Mientras tanto, el país seguirá bajo el mando de quienes amenazan con convertirlo en un “estado fallido”. Es que la economía nacional ya tiene mucho más en común con la del Afganistán de los talibanes que con las del resto del mundo. Los datos numéricos que angustian a periodistas de los medios de Estados Unidos y Europa cuando informan sobre la catástrofe que se ha abatido sobre los afganos son casi idénticos a los de la Argentina kirchnerista; para alarma de los funcionarios de la ONU, el “emirato” islamista no tiene acceso a créditos internacionales, su moneda pierde valor día tras día y sus habitantes enfrentan una catástrofe humanitaria porque carecen del dinero necesario para comprar alimentos.
Por un breve momento, hubo indicios de que Alberto, harto de ser humillado por una jefa despótica, haría un esfuerzo por actuar como un presidente de verdad, pero si bien podría decir que a pesar de todo ha logrado conservar un simulacro de autonomía, ya que el nunca adecuadamente denostado Santiago Cafiero es el nuevo canciller (para los kirchneristas, la política exterior carece de importancia), el que tanto sus simpatizantes como los demás den por descontado que, una vez más, ha ganado Cristina, lo ha privado de lo que le quedaba de autoridad.

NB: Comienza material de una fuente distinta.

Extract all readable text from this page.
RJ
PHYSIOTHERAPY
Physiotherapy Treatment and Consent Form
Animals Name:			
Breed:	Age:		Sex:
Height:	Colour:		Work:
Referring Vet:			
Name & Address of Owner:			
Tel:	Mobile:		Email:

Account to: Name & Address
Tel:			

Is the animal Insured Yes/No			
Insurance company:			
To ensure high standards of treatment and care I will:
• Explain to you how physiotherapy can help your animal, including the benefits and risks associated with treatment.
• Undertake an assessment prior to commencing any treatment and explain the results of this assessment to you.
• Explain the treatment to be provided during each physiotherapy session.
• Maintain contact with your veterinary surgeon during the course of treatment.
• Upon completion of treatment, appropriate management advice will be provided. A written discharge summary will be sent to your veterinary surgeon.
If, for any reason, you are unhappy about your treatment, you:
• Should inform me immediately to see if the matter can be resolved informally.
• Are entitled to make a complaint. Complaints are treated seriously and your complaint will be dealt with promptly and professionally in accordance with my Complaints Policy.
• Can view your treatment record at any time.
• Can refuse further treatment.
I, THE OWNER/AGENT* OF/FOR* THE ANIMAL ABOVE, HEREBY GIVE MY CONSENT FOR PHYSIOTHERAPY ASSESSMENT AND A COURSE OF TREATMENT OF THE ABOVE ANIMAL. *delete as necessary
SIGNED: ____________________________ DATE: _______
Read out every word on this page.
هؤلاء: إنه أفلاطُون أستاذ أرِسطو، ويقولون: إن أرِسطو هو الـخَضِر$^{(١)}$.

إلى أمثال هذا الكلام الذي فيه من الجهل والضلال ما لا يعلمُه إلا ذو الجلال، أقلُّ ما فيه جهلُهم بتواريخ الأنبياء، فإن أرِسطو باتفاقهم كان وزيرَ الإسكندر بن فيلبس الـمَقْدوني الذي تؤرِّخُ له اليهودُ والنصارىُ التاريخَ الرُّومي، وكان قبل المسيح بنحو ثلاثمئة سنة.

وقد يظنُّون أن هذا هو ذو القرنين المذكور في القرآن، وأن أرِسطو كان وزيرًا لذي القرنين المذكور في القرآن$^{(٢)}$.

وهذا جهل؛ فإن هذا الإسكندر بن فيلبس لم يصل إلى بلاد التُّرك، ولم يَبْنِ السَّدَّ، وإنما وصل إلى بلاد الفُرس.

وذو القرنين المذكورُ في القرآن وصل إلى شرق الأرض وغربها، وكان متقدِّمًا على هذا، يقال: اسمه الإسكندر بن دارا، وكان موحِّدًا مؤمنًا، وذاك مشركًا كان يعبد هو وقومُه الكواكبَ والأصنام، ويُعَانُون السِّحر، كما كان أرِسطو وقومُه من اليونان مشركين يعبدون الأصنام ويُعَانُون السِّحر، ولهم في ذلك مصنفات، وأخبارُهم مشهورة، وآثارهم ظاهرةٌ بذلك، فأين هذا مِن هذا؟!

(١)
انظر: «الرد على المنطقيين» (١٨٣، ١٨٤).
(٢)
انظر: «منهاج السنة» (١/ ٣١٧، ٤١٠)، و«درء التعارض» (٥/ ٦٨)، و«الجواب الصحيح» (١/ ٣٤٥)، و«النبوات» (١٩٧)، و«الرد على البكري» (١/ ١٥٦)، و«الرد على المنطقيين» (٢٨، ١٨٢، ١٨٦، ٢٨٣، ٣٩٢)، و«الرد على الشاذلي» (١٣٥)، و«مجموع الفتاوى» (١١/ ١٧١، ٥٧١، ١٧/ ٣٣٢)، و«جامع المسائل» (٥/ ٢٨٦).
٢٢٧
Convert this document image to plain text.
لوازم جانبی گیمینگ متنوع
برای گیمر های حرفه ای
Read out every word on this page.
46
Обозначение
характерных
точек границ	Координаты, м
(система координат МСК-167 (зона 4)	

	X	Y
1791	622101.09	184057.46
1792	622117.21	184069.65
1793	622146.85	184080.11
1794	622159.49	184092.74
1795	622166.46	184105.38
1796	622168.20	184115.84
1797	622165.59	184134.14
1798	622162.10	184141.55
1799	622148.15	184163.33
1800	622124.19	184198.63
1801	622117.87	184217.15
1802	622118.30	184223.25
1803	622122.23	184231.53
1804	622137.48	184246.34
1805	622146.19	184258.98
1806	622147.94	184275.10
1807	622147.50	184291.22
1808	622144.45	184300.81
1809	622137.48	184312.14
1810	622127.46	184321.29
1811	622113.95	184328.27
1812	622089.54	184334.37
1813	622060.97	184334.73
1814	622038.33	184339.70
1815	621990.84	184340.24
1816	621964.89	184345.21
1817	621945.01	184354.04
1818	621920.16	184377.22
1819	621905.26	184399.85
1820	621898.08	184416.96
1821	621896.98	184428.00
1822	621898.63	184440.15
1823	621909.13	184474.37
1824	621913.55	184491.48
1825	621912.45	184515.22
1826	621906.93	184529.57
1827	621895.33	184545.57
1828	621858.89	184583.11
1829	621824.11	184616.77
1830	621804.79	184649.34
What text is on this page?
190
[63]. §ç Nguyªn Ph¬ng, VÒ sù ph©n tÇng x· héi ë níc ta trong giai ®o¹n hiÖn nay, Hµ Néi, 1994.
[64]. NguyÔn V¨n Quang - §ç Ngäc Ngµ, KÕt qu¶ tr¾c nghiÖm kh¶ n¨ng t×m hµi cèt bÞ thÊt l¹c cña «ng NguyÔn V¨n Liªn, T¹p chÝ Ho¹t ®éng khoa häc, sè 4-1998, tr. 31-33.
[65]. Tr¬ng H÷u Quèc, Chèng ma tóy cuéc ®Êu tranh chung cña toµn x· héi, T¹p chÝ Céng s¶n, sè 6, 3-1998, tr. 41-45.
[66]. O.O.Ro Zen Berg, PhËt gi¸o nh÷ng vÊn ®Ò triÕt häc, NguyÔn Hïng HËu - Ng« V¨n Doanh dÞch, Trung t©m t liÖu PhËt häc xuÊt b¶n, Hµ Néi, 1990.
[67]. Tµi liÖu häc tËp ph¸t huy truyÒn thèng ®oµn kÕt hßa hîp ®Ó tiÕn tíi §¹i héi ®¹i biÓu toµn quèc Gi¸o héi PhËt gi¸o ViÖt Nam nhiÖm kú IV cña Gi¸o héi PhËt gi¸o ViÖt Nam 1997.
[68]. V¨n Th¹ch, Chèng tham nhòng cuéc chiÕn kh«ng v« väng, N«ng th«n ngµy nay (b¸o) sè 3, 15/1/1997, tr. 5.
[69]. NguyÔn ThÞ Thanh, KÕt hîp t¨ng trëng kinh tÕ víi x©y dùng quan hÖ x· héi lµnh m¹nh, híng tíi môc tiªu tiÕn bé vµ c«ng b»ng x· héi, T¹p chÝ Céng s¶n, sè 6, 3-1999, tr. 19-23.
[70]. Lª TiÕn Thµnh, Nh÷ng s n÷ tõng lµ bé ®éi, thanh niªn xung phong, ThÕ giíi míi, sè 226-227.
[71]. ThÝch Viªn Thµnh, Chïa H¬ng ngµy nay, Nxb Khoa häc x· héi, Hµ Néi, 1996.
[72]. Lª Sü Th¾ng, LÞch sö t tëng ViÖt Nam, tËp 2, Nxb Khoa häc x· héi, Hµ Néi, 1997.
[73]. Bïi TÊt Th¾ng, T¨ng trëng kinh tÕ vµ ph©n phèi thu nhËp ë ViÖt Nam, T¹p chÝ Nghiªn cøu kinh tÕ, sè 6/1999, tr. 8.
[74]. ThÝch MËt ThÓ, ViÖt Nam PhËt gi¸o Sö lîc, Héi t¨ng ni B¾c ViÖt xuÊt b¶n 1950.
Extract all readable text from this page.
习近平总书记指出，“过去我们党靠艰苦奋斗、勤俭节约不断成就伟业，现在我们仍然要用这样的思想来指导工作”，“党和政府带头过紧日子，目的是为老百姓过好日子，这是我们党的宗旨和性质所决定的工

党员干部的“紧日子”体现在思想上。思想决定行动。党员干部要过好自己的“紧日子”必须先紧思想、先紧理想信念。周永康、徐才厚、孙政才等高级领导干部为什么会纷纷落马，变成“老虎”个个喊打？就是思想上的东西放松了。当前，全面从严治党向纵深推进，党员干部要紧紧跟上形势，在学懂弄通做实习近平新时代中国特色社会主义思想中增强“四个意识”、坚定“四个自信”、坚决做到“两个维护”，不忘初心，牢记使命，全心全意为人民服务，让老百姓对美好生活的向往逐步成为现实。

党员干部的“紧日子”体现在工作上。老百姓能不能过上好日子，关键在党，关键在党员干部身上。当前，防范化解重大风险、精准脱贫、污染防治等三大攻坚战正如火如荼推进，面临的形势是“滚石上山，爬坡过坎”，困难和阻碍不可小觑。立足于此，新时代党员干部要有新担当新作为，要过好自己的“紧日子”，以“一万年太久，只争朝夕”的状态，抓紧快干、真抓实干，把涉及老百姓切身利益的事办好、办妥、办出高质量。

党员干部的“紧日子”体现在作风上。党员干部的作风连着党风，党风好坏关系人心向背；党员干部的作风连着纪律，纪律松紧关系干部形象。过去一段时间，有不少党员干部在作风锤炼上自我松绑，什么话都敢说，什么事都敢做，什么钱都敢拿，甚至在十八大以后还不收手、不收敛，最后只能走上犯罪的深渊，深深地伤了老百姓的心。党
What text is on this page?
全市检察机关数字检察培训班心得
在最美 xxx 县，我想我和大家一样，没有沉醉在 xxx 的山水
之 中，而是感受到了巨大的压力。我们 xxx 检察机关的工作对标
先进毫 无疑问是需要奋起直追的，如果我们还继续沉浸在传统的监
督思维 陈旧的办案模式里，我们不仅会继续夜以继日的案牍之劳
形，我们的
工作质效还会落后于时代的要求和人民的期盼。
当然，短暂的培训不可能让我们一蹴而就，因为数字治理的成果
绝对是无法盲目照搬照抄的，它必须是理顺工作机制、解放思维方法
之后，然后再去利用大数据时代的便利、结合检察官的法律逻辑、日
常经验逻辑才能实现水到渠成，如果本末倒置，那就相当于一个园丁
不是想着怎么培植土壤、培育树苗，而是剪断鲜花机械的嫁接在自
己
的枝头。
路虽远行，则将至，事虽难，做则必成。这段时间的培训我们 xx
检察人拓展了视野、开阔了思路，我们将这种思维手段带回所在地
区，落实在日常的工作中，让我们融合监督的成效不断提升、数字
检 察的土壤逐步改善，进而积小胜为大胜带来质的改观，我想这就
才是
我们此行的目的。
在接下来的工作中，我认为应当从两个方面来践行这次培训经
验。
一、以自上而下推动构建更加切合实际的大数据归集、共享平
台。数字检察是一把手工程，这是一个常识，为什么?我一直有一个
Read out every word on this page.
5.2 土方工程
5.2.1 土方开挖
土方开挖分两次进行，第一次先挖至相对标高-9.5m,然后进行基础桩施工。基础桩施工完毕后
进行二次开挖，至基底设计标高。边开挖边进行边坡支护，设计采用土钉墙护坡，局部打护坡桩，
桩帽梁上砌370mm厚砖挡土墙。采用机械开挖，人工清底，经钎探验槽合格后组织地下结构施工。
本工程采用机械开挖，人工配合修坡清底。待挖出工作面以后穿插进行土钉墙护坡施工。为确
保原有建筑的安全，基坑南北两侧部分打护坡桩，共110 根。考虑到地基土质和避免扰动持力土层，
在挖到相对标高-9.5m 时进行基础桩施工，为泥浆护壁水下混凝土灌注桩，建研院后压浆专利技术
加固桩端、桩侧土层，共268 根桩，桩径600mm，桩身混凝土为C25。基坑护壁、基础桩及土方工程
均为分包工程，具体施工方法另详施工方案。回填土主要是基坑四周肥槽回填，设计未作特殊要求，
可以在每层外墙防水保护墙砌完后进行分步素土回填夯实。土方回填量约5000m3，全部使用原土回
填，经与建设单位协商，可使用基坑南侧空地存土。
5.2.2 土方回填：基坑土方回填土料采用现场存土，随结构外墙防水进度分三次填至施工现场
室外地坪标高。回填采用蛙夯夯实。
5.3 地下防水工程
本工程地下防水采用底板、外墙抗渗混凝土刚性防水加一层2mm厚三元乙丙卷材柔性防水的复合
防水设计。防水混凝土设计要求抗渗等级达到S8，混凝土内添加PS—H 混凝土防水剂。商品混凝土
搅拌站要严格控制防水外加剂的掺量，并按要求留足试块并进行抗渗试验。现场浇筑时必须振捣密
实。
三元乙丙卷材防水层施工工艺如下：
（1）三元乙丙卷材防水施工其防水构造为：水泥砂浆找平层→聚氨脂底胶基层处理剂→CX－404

Sin la ilusión del “albertismo”, el presidente no es más que un “mequetrefe”, un “okupa”, como lo llamó la fogosa diputada ultra K, Fernanda Vallejos, aunque era injusto de su parte decir que “el tipo está atrincherado” en la Casa Rosada; permanece donde está en buena medida porque así lo ha dispuesto Cristina. Si Alberto tuviera que tomar el helicóptero, ella se haría formalmente responsable del Gobierno y por lo tanto de sus eventuales desgracias electorales, un privilegio que, de más está decirlo, no le convendría en absoluto.